George Dickson, the alleged ringleader, was next on the stand. He identified the .22 rifle, and explained that it had been purchased at a Fergus store by an acquaintance of his, James Quinn, whom he had met some time before in Tor­onto. At the time, Quinn was working as a farm hand in near Fergus.
Dickson said that he had been employed on a farm near Elora in July and August, but had been seeking a better-pay­ing  job with a threshing crew. He had met Otto Nesbitt, his accomplice in the Davidson rob­bery, while visiting thresh­ing crews, and the two had together continued their search for work, travelling around in Nesbitt’s motor car.
Nesbitt seems to have been something of an adventure seek­er. He obviously had re­sources beyond what he earned as a hired farm hand. His car was a late model vehicle, and at the Fergus court session he was represented by a high-priced Toronto attorney, a man named Morphy.
Emboldened by Joe David­son’s inability to identify posi­tiv­ely the culprits, lawyer Morphy set his sights on Dick­son, badgering him to admit that Otto Nesbitt had not been his accomplice. Dickson was, Morphy insisted, covering for his friend Jim Quinn, the owner of the rifle used in the robbery.
Murphy’s best efforts failed. Dickson stuck to his original story. Magistrate Hellyer order­ed Nesbitt to be held in custody without bail, awaiting trial be­fore Judge Spotton in Guelph. Dickson was already in custo­dy, serving his sentence for the Beatty robbery.

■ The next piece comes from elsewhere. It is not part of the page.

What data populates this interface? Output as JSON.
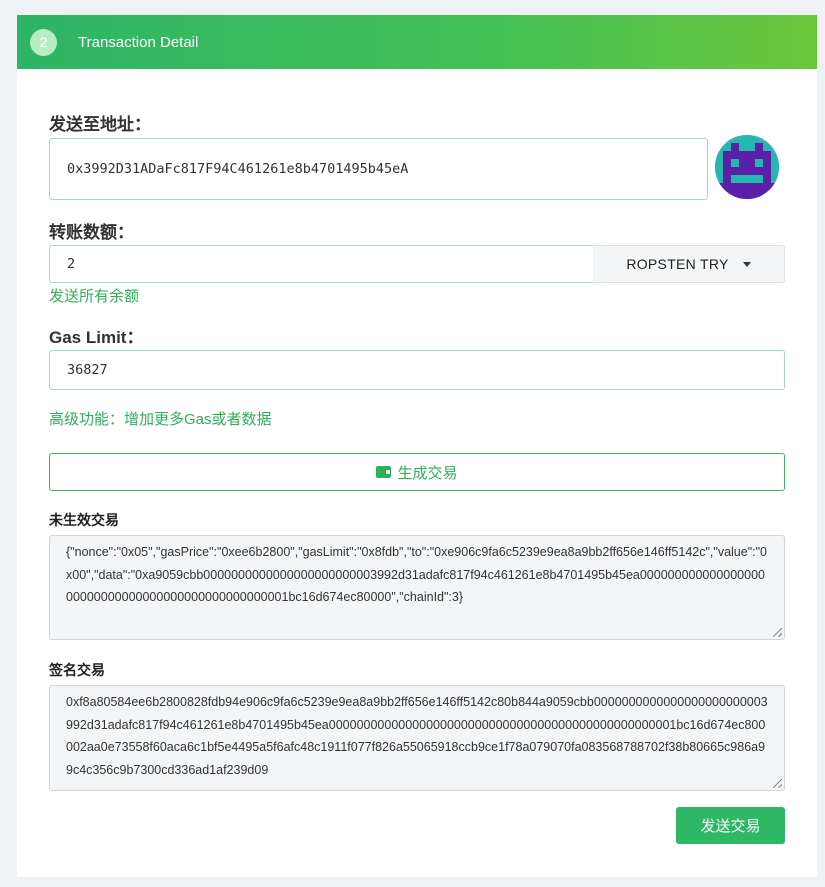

Nesbitt and Dickson did not have a long wait. Judge Spotton heard the case the following morn­ing, a Saturday. George Dick­son pled guilty; the judge ordered him held for senten­cing. Trying to appear remorse­ful, he told the judge that his problems were the result of falling in with bad companions. He had seen the error of his ways, he pleaded to Judge Spot­ton. His future would be on the path of lawfulness and respectability, he promised.

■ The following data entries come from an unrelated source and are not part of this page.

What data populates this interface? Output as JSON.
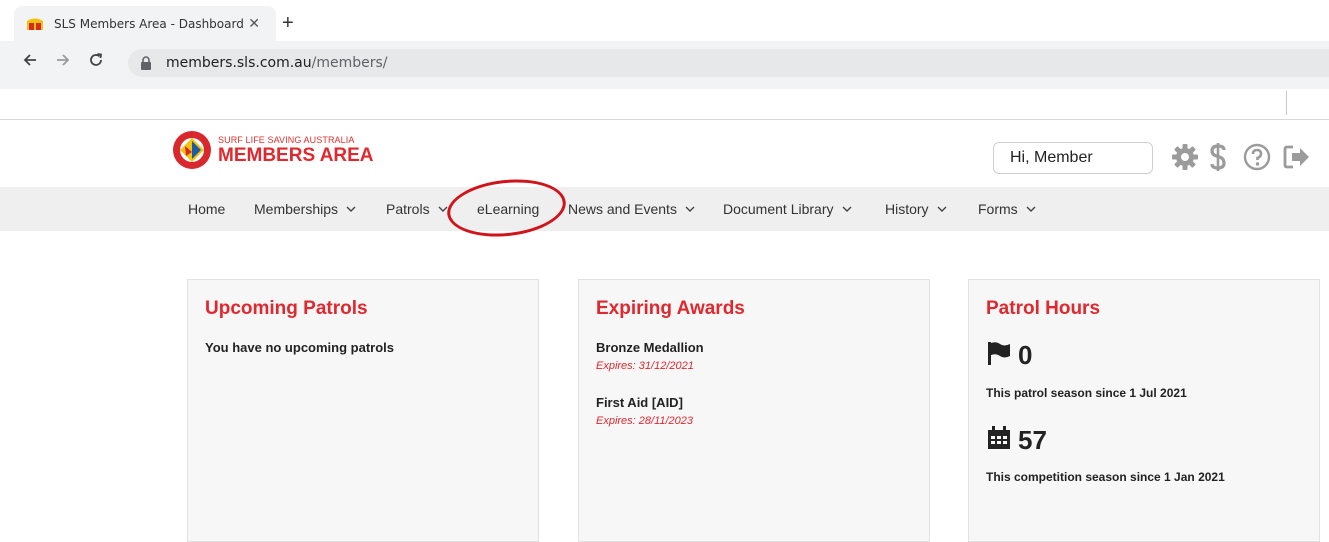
{
  "browser": {
    "tab_title": "SLS Members Area - Dashboard",
    "tab_close": "✕",
    "new_tab": "+",
    "url_host": "members.sls.com.au",
    "url_path": "/members/"
  },
  "header": {
    "logo_small": "SURF LIFE SAVING AUSTRALIA",
    "logo_big": "MEMBERS AREA",
    "greeting": "Hi, Member",
    "icons": [
      "gear-icon",
      "dollar-icon",
      "help-icon",
      "logout-icon"
    ]
  },
  "nav": {
    "items": [
      {
        "label": "Home",
        "dropdown": false
      },
      {
        "label": "Memberships",
        "dropdown": true
      },
      {
        "label": "Patrols",
        "dropdown": true
      },
      {
        "label": "eLearning",
        "dropdown": false
      },
      {
        "label": "News and Events",
        "dropdown": true
      },
      {
        "label": "Document Library",
        "dropdown": true
      },
      {
        "label": "History",
        "dropdown": true
      },
      {
        "label": "Forms",
        "dropdown": true
      }
    ]
  },
  "cards": {
    "patrols": {
      "title": "Upcoming Patrols",
      "message": "You have no upcoming patrols"
    },
    "awards": {
      "title": "Expiring Awards",
      "items": [
        {
          "name": "Bronze Medallion",
          "expires": "Expires: 31/12/2021"
        },
        {
          "name": "First Aid [AID]",
          "expires": "Expires: 28/11/2023"
        }
      ]
    },
    "hours": {
      "title": "Patrol Hours",
      "patrol_value": "0",
      "patrol_caption": "This patrol season since 1 Jul 2021",
      "competition_value": "57",
      "competition_caption": "This competition season since 1 Jan 2021"
    }
  },
  "colors": {
    "brand_red": "#e0282e",
    "annotation_red": "#d0141a",
    "navbar_bg": "#efefef",
    "card_bg": "#f7f7f7"
  }
}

Spotton commented that Dickson would be wise to mend his ways; otherwise he would end his earthly days on the gallows.
Nesbitt chose trial by jury, insisting that he had nothing to do with the robbery of Joe David­son. The judge ordered him held without bail.

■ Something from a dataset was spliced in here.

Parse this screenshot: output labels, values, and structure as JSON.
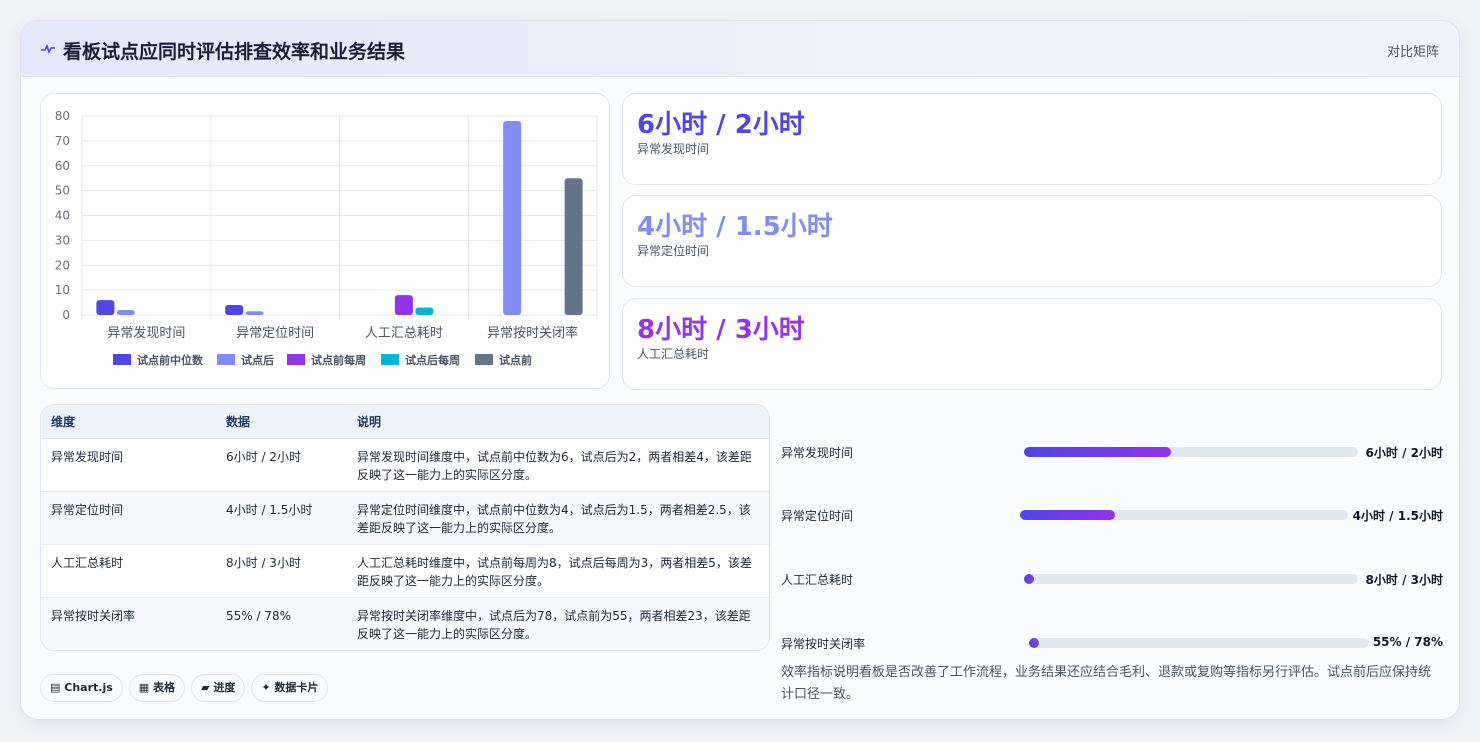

Justice in 1925 certainly moved at lighting speed. The sentencing of Dickson came up the following Monday, Oct. 5. He received a term of two years in the Ontario Reformatory, with release after one year on evidence of reform and good be­haviour. Judge Spotton ad­vised that the sentence was a light one, taking into account Dickson’s youth and his prom­is­es of reform.
He did not want to send him to the penitentiary, believing that mixing with hard­ened criminals was no place for a 21-year-old.
Otto Nesbitt sat in Guelph jail for a week, awaiting trial. On Oct. 7, Judge Spotton re­lent­ed, and allowed bail. Nes­bitt was free on $2,000 bail posted by his father, who lived near Palmerston.
At the trial later in the month, he maintained his inno­cence. Joseph Davidson’s mem­ory seemed to improve over the weeks: he testified that Nes­bitt was definitely the man who had held the rifle during the robbery. George Dickson again insisted that Nesbitt had been his accomplice.
The jury believed the wit­nes­ses, and found Nesbitt guil­ty. In view of Nesbitt’s age and lack of criminal history, the judge ordered a sentence of two months.
The crime had shocked Peel Township and other rural areas of Ontario. No one could re­member a gun ever being used to rob a farmer. The affair seem­ed all the more alarming because the gain was so small – a dollar and an old pocket watch.
Many people thought that Otto Nesbitt and George Dickson had been dealt with too leniently. Judge Spotton, though, thought that both were good prospects to amend their behaviour.
As well, there was some doubt that Nesbitt had actually been the accomplice. For those reasons he wished to give them every chance, and to keep them away from older criminals who would certainly turn them into career criminals, ruining their prospects in later life.